I didn’t do that shit. I was too young, too disinterested, too … too …
But then, just as I was about to shrug the whole thing off and forget I ever started thinking about a lifetime with a girl I didn’t even know, Mr. Polo went ahead and put his hand on her shoulder while she was still busy reaching into her bag. She shrugged him off once with what looked like a nervous giggle and then again with irritation. Her brow crumpled, her shoulders tensed and when he lowered his hand to take a hold of her arm and tried to lead her away from the wall she stood against, she tugged back, shaking her head.
My stomach curdled and my veins blistered against my boiled blood.
“Holy shit. What an asshole,” Trent muttered from next to me, and I glared with narrowed eyes at all of the other assholes in the room surrounding her. They were milling around, completely obliviou
s of the guy trying to take advantage of this poor girl.
Fuck them all.
“Dev, you should go kick that guy’s fucking ass.”
Deciding to make my move, I nodded affirmatively and plonked my neglected beer onto a table. I shoved my way through the living room and into the kitchen where the offending asshole was continuing to tug her along, ignoring her protests.
“Hey, I’ve been looking all over for you,” I said, glaring hard at Mr.
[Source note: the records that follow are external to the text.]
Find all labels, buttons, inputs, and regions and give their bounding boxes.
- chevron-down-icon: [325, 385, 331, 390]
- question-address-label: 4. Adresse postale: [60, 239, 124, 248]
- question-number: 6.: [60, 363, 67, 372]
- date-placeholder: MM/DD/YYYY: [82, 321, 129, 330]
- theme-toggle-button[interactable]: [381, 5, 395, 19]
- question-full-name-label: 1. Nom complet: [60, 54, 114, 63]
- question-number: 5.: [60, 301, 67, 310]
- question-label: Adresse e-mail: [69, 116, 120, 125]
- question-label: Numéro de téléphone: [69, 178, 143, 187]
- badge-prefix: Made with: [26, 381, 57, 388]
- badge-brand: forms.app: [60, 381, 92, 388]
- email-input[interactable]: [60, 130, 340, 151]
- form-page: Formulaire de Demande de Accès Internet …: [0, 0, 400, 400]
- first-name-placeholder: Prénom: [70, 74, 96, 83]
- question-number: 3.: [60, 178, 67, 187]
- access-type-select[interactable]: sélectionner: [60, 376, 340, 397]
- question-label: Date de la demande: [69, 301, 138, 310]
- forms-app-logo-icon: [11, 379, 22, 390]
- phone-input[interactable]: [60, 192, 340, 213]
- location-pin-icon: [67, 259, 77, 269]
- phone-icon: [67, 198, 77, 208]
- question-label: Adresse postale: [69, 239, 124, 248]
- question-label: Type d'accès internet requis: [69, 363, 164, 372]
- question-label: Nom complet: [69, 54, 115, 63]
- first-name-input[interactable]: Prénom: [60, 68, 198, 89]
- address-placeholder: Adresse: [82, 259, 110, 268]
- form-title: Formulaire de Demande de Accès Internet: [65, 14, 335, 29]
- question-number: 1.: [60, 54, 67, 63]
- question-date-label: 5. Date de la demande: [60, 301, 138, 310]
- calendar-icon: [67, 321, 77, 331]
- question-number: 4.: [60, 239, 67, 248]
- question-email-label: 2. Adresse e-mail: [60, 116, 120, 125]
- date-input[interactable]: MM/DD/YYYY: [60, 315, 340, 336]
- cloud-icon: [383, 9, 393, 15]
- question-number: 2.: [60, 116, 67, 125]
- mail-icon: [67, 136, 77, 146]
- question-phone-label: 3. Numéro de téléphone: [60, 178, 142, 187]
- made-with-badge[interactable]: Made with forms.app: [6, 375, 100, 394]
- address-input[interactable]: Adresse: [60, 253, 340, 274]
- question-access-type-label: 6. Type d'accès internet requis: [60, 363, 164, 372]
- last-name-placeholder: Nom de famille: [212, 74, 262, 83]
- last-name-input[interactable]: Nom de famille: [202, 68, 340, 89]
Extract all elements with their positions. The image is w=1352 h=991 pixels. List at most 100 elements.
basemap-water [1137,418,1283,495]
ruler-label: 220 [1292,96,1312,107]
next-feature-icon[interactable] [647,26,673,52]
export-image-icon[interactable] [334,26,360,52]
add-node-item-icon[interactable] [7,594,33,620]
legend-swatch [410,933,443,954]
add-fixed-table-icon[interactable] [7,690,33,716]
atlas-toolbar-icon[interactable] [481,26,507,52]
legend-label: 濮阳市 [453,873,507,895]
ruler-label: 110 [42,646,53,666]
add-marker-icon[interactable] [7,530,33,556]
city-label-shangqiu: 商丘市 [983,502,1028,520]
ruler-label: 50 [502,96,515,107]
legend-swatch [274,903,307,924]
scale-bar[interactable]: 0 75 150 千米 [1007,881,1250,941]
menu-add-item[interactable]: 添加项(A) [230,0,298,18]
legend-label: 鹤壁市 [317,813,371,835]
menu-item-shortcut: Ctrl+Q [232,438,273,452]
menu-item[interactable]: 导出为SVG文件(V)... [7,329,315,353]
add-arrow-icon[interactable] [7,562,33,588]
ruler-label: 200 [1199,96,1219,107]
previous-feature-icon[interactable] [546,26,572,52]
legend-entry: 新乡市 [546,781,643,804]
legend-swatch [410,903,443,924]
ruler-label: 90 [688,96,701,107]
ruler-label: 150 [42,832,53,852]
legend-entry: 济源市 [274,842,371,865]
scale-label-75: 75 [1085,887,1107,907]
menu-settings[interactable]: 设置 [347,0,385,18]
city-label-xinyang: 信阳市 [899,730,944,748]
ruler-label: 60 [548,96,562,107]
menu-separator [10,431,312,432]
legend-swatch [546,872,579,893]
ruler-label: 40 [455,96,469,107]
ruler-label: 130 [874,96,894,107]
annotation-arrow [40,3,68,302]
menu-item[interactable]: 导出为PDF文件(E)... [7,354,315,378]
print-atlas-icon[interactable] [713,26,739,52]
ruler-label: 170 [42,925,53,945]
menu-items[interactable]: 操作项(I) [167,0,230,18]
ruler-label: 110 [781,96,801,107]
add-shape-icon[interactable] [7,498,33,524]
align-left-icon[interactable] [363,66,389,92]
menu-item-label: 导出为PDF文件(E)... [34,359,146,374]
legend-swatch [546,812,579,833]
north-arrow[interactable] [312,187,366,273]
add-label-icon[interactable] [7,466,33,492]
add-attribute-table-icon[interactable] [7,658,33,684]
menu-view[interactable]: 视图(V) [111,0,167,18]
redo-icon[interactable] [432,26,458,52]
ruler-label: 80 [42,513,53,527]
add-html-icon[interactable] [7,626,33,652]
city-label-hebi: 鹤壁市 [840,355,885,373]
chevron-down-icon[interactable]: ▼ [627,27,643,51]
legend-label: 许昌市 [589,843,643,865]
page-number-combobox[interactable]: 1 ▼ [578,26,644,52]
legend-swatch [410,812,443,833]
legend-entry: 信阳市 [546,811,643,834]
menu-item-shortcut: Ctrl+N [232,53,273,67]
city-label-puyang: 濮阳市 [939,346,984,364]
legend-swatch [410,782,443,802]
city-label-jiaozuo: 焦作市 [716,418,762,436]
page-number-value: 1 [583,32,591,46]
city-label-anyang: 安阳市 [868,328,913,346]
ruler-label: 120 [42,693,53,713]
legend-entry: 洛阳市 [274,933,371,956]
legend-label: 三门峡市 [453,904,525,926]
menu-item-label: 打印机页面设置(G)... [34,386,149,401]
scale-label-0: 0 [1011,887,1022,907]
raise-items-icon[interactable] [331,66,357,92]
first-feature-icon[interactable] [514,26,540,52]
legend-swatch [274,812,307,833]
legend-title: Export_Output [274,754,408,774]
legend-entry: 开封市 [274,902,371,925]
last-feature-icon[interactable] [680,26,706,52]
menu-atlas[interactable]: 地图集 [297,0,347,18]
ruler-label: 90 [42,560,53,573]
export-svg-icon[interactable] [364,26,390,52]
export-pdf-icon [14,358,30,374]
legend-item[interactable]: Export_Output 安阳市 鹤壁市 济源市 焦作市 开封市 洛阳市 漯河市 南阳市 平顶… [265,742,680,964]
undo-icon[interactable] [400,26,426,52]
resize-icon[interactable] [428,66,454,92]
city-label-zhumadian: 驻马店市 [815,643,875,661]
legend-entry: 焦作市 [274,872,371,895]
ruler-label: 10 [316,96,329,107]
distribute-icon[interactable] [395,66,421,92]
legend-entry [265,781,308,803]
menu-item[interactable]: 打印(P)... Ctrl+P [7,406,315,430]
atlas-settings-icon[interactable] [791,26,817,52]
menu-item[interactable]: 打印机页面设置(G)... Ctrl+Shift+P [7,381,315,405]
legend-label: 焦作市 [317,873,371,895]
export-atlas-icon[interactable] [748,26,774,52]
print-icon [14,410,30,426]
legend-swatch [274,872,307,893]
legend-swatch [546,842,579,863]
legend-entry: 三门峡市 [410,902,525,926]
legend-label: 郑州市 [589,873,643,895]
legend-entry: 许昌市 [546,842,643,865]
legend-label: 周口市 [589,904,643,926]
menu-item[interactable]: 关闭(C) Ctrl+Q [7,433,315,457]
Polo, daring him with my eyes to keep a grip on her arm. “Who the fuck are you?” I growled through gritted teeth.
He didn’t let go, but he wasn’t pulling her anymore. “Nice try, buddy. She’s with a girl. I saw her come in.”
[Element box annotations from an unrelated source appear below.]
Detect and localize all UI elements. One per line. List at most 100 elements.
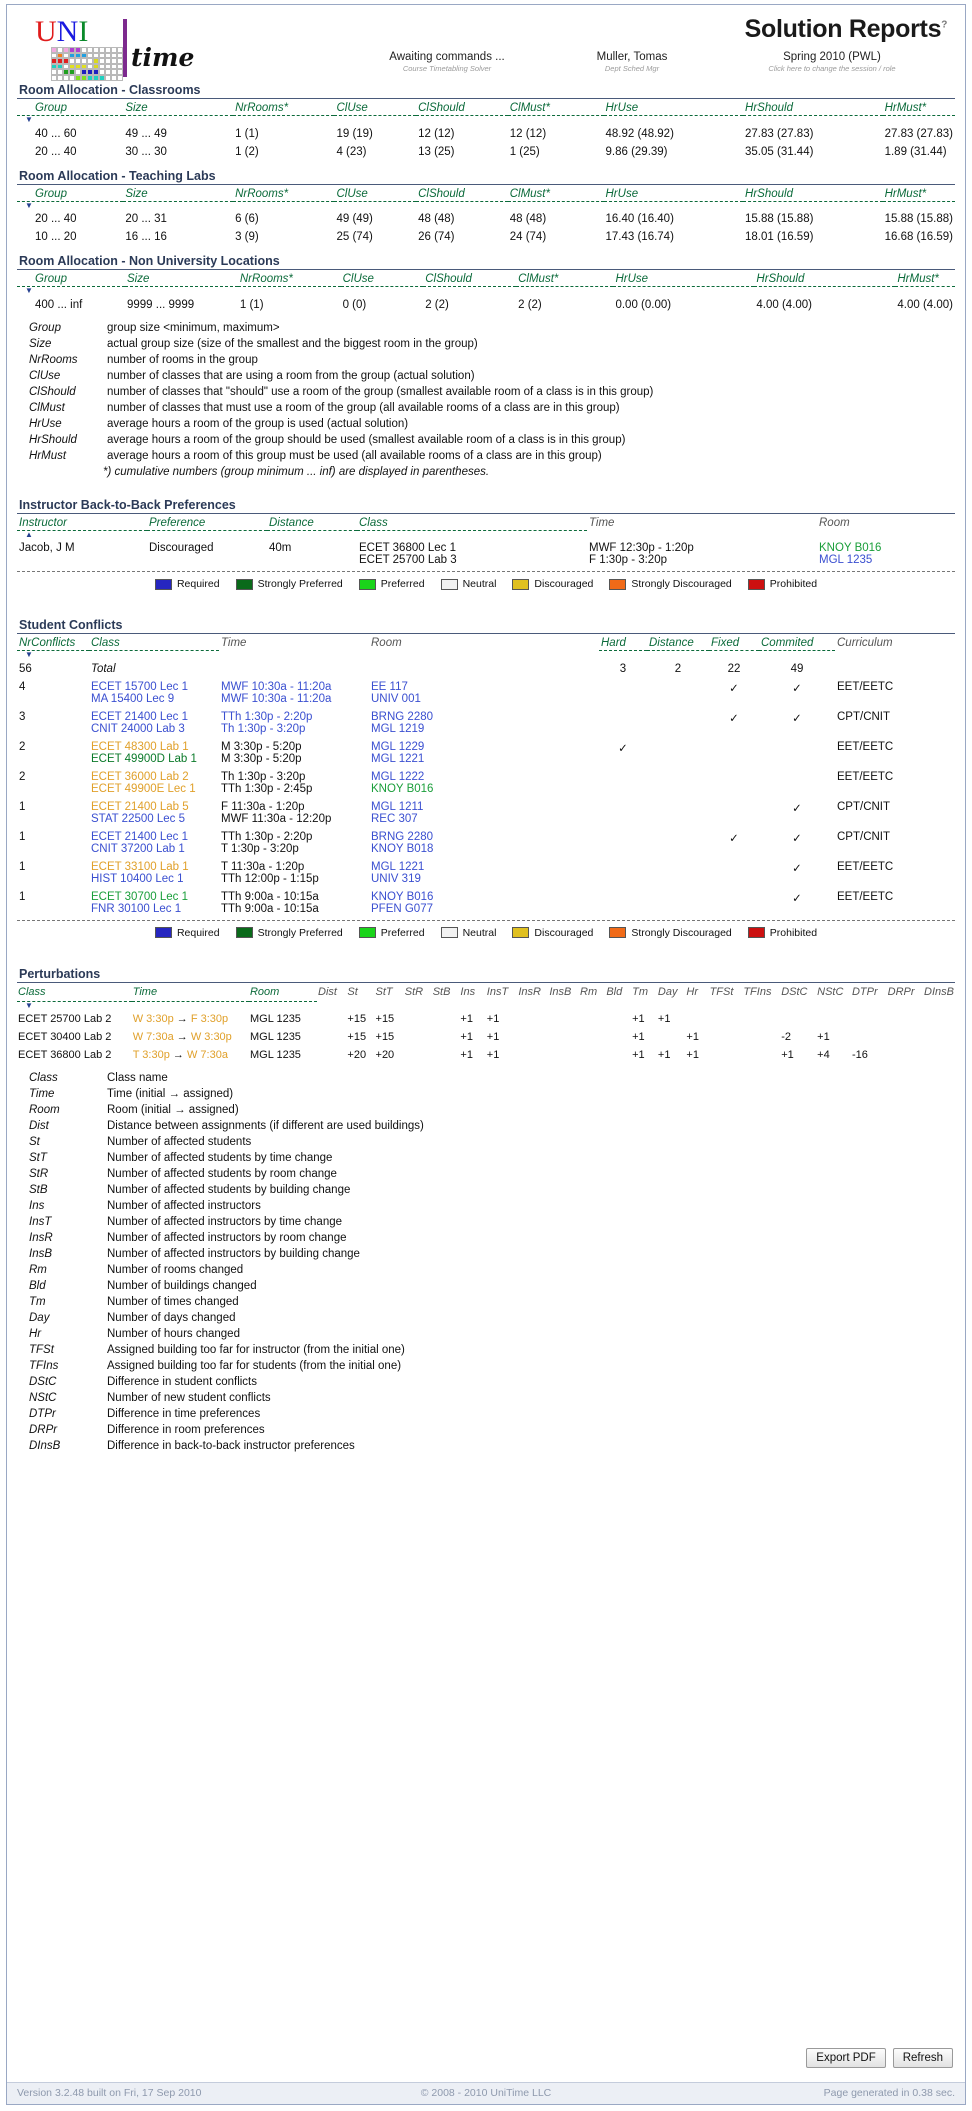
column-header-distance[interactable]: Distance: [647, 634, 709, 651]
column-header-preference[interactable]: Preference: [147, 513, 267, 531]
room-name[interactable]: MGL 1235: [819, 554, 953, 566]
column-header-room[interactable]: Room: [369, 634, 599, 651]
table-row[interactable]: 3 ECET 21400 Lec 1 CNIT 24000 Lab 3 TTh 1:3…: [17, 708, 955, 738]
refresh-button[interactable]: Refresh: [892, 2048, 953, 2068]
table-row[interactable]: 1 ECET 21400 Lab 5 STAT 22500 Lec 5F 11:30…: [17, 798, 955, 828]
column-header-clshould[interactable]: ClShould: [416, 99, 508, 116]
column-header-cluse[interactable]: ClUse: [334, 99, 417, 116]
room-name[interactable]: BRNG 2280: [371, 711, 597, 723]
table-row[interactable]: ECET 25700 Lab 2W 3:30p → F 3:30p MGL 123…: [17, 1010, 955, 1028]
column-header-instructor[interactable]: Instructor ▲: [17, 513, 147, 539]
column-header-clmust[interactable]: ClMust*: [516, 270, 614, 287]
table-row[interactable]: 400 ... inf 9999 ... 9999 1 (1) 0 (0) 2 (2) 2…: [17, 296, 955, 314]
cell-room[interactable]: MGL 1235: [249, 1010, 317, 1028]
class-name[interactable]: ECET 49900E Lec 1: [91, 783, 217, 795]
export-pdf-button[interactable]: Export PDF: [806, 2048, 886, 2068]
table-row[interactable]: 1 ECET 21400 Lec 1 CNIT 37200 Lab 1 TTh 1:3…: [17, 828, 955, 858]
column-header-str[interactable]: StR: [404, 983, 432, 1002]
column-header-insr[interactable]: InsR: [517, 983, 548, 1002]
room-name[interactable]: MGL 1219: [371, 723, 597, 735]
column-header-hard[interactable]: Hard: [599, 634, 647, 651]
column-header-time[interactable]: Time: [131, 982, 249, 1002]
table-row[interactable]: 10 ... 20 16 ... 16 3 (9) 25 (74) 26 (74) 24 …: [17, 228, 955, 246]
table-row[interactable]: 20 ... 40 30 ... 30 1 (2) 4 (23) 13 (25) 1 (2…: [17, 143, 955, 161]
column-header-hrmust[interactable]: HrMust*: [882, 99, 955, 116]
room-name[interactable]: BRNG 2280: [371, 831, 597, 843]
class-name[interactable]: ECET 36000 Lab 2: [91, 771, 217, 783]
column-header-curriculum[interactable]: Curriculum: [835, 634, 955, 651]
cell-room[interactable]: MGL 1235: [249, 1028, 317, 1046]
column-header-bld[interactable]: Bld: [605, 983, 631, 1002]
cell-class[interactable]: ECET 36800 Lab 2: [17, 1046, 132, 1064]
column-header-hruse[interactable]: HrUse: [603, 99, 744, 116]
room-name[interactable]: KNOY B018: [371, 843, 597, 855]
class-name[interactable]: ECET 25700 Lab 3: [359, 554, 585, 566]
room-name[interactable]: KNOY B016: [371, 891, 597, 903]
table-row[interactable]: 4 ECET 15700 Lec 1 MA 15400 Lec 9 MWF 10:30…: [17, 678, 955, 708]
room-name[interactable]: PFEN G077: [371, 903, 597, 915]
column-header-hruse[interactable]: HrUse: [603, 184, 744, 202]
column-header-cluse[interactable]: ClUse: [340, 270, 424, 287]
column-header-day[interactable]: Day: [657, 983, 686, 1002]
column-header-time[interactable]: Time: [219, 634, 369, 651]
table-row[interactable]: 1 ECET 33100 Lab 1 HIST 10400 Lec 1T 11:30…: [17, 858, 955, 888]
class-name[interactable]: FNR 30100 Lec 1: [91, 903, 217, 915]
class-name[interactable]: MA 15400 Lec 9: [91, 693, 217, 705]
table-row[interactable]: 20 ... 40 20 ... 31 6 (6) 49 (49) 48 (48) 48 …: [17, 210, 955, 228]
table-row[interactable]: Jacob, J M Discouraged 40m ECET 36800 Lec 1…: [17, 539, 955, 569]
room-name[interactable]: MGL 1229: [371, 741, 597, 753]
solver-status-link[interactable]: Awaiting commands ... Course Timetabling…: [347, 51, 547, 73]
column-header-room[interactable]: Room: [248, 982, 318, 1002]
column-header-stb[interactable]: StB: [432, 983, 460, 1002]
table-row[interactable]: 40 ... 60 49 ... 49 1 (1) 19 (19) 12 (12) 12 …: [17, 125, 955, 143]
room-name[interactable]: MGL 1211: [371, 801, 597, 813]
column-header-nrrooms[interactable]: NrRooms*: [233, 184, 335, 202]
user-link[interactable]: Muller, Tomas Dept Sched Mgr: [552, 51, 712, 73]
room-name[interactable]: MGL 1221: [371, 753, 597, 765]
column-header-fixed[interactable]: Fixed: [709, 634, 759, 651]
room-name[interactable]: REC 307: [371, 813, 597, 825]
table-row[interactable]: 2 ECET 36000 Lab 2 ECET 49900E Lec 1 Th 1:3…: [17, 768, 955, 798]
column-header-cluse[interactable]: ClUse: [334, 184, 417, 202]
column-header-hr[interactable]: Hr: [685, 983, 708, 1002]
class-name[interactable]: ECET 33100 Lab 1: [91, 861, 217, 873]
column-header-hrshould[interactable]: HrShould: [743, 184, 883, 202]
table-row[interactable]: 2 ECET 48300 Lab 1 ECET 49900D Lab 1M 3:30…: [17, 738, 955, 768]
column-header-ins[interactable]: Ins: [459, 983, 485, 1002]
column-header-group[interactable]: Group ▼: [17, 270, 125, 295]
table-row[interactable]: 1 ECET 30700 Lec 1 FNR 30100 Lec 1 TTh 9:00…: [17, 888, 955, 918]
class-name[interactable]: ECET 36800 Lec 1: [359, 542, 585, 554]
room-name[interactable]: MGL 1222: [371, 771, 597, 783]
column-header-class[interactable]: Class: [89, 634, 219, 651]
unitime-logo[interactable]: UNI time: [35, 17, 225, 81]
column-header-clmust[interactable]: ClMust*: [507, 184, 604, 202]
session-link[interactable]: Spring 2010 (PWL) Click here to change t…: [717, 51, 947, 73]
column-header-nrrooms[interactable]: NrRooms*: [233, 99, 335, 116]
column-header-class[interactable]: Class ▼: [17, 982, 132, 1010]
class-name[interactable]: STAT 22500 Lec 5: [91, 813, 217, 825]
column-header-tfst[interactable]: TFSt: [709, 983, 743, 1002]
column-header-st[interactable]: St: [346, 983, 374, 1002]
column-header-size[interactable]: Size: [124, 270, 238, 287]
class-name[interactable]: HIST 10400 Lec 1: [91, 873, 217, 885]
class-name[interactable]: ECET 48300 Lab 1: [91, 741, 217, 753]
column-header-hrmust[interactable]: HrMust*: [895, 270, 955, 287]
column-header-group[interactable]: Group ▼: [17, 99, 124, 124]
column-header-distance[interactable]: Distance: [267, 513, 357, 531]
column-header-size[interactable]: Size: [123, 99, 234, 116]
column-header-dtpr[interactable]: DTPr: [851, 983, 887, 1002]
help-icon[interactable]: ?: [941, 20, 947, 31]
column-header-size[interactable]: Size: [123, 184, 234, 202]
column-header-tfins[interactable]: TFIns: [742, 983, 780, 1002]
column-header-stt[interactable]: StT: [375, 983, 404, 1002]
table-row[interactable]: ECET 30400 Lab 2W 7:30a → W 3:30p MGL 123…: [17, 1028, 955, 1046]
column-header-insb[interactable]: InsB: [548, 983, 579, 1002]
column-header-dist[interactable]: Dist: [317, 983, 346, 1002]
column-header-commited[interactable]: Commited: [759, 634, 835, 651]
room-name[interactable]: UNIV 319: [371, 873, 597, 885]
column-header-hrshould[interactable]: HrShould: [743, 99, 883, 116]
column-header-hrmust[interactable]: HrMust*: [882, 184, 955, 202]
class-name[interactable]: ECET 30700 Lec 1: [91, 891, 217, 903]
room-name[interactable]: KNOY B016: [819, 542, 953, 554]
column-header-dinsb[interactable]: DInsB: [923, 983, 955, 1002]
“I was meeting her here.” The muscle in my jaw ticked and one hand curled into a fist. I had never gotten into a fight over a girl I didn’t know before, but I wasn’t opposed to the idea.
To prove my point, I confidently slid my arm around her shoulders, not oblivious to the way she tensed under my blanketing touch. Two guys, both over a foot taller than her, staking a claim when they didn’t even know her name. I was almost no better than him, except my intentions weren’t to strip her of her dignity.
I was trying to save her from losing it.
I glanced down at her and saw that she was looking up at me with the most startlingly blue eyes I had ever seen in my fucking life. A canvas of patch worked blues, lapis and azure, sky, and a touch of turquoise. Her hair clearly wasn’t her only multi-faceted attribute, and my lips parted with my silent gasp.
I had never noticed how fucking dull and gray my life had been before. Before her.
“It’s about time you got here,” she finally said in a smooth voice, relaxing against my side. I released a relieved sigh and slid my eyes back over to Mr. Polo, challenging him, and he finally dropped her arm.
“Whatever,” he grumbled, defeated and shaking his head. “Asshole.”
He sulked away to nurse his wounds, but I was pretty certain he’d get over it. There were other girls there, and I hoped someone else would find it in them to stop him. There were only so many heroic moments I could muster and now, I was captivated. Thoroughly entranced by the girl I’d just rescued.